= Jackson Prairie Underground Natural Gas Storage Facility =

Natural gas storage facility

Jackson Prairie Underground Natural Gas Storage Facility is a natural gas storage facility in Southwest Washington. The site is owned by Puget Sound Energy, Avista and Williams Companies's Northwest Pipeline GP. With 25 billion cubic feet working capacity (47 billion cubic feet total capacity), it is the largest natural gas-storage reservoir in the Pacific Northwest and the 14th largest in the United States.

==Geology==
Located in the community of Mary's Corner, Washington, the gas storage is in an aquifer contained by the sandstone Skookumchuck formation, about 1,000 to 3,000 feet underground.

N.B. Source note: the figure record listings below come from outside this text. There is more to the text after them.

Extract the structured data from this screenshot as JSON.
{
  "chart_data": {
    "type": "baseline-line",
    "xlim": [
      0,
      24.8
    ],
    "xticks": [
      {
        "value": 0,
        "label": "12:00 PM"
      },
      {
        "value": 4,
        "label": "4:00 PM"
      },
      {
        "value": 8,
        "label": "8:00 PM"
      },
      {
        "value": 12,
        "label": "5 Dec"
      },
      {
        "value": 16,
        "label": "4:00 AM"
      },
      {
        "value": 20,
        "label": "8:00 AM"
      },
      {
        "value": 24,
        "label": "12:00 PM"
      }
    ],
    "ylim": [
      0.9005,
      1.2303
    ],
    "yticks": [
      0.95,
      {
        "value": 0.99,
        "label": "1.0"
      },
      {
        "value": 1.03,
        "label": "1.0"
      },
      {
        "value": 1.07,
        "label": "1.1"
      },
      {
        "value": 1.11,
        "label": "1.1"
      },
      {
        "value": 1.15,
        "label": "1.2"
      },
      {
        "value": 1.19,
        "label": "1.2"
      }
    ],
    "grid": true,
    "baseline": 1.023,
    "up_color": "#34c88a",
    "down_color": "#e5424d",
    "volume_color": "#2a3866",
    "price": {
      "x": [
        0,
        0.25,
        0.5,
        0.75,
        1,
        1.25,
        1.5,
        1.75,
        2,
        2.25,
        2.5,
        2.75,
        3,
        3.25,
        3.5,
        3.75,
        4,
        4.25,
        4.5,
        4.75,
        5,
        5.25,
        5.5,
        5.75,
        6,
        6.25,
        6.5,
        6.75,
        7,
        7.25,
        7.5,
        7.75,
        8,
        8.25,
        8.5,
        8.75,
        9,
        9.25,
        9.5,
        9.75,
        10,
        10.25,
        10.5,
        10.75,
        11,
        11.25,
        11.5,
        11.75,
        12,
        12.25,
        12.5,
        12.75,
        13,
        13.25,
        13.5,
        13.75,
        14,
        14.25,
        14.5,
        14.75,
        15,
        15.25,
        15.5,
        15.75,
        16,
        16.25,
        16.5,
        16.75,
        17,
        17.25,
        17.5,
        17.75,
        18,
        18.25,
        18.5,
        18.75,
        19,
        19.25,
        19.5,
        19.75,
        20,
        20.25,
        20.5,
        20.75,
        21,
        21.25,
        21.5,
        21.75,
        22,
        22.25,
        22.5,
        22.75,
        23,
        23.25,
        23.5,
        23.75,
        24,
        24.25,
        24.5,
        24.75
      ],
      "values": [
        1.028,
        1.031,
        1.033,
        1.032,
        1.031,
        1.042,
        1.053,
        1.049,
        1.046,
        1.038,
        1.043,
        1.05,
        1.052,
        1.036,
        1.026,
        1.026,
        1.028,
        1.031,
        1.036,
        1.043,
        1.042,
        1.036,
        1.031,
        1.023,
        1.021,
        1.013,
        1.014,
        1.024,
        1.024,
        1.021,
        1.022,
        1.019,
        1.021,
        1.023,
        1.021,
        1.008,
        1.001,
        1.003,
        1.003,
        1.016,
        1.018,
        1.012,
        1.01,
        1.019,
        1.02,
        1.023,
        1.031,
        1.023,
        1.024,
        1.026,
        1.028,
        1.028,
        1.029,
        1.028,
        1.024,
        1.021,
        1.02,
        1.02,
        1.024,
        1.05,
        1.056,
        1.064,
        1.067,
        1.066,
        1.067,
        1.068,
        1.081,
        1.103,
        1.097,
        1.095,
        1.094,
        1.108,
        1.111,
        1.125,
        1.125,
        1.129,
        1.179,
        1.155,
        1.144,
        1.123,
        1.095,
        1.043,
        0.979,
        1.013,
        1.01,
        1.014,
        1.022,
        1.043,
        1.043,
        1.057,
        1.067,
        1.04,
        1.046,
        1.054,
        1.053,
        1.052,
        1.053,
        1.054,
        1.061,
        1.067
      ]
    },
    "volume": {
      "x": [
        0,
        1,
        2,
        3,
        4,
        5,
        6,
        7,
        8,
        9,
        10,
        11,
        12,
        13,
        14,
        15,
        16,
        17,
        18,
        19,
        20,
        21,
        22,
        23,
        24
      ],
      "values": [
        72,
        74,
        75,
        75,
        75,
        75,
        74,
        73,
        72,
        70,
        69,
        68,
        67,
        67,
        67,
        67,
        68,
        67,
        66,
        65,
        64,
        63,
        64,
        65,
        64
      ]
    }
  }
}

==Development and operations==
The site was first explored for gas production in 1958 with an 8000 ft deep well. The well turned out to be a dry hole and repurposed for gas storage. In 1964 the first gas was injected. Gas began escaping in early 1965 after the drilling of a new bore hole, requiring the installation of specialized fittings to shut off the leak. Despite a minor evacuation, a no fire order, and law enforcement patrols, no explosion or injuries occurred.

The stored gas comes from fields located in Canada and the Rocky Mountains. By 2001, the facility provided 40% of the gas during peak winter heat demand for PSE customers. As of 2016, there were a total of 104 wells, 55 being used for gas injection or extraction.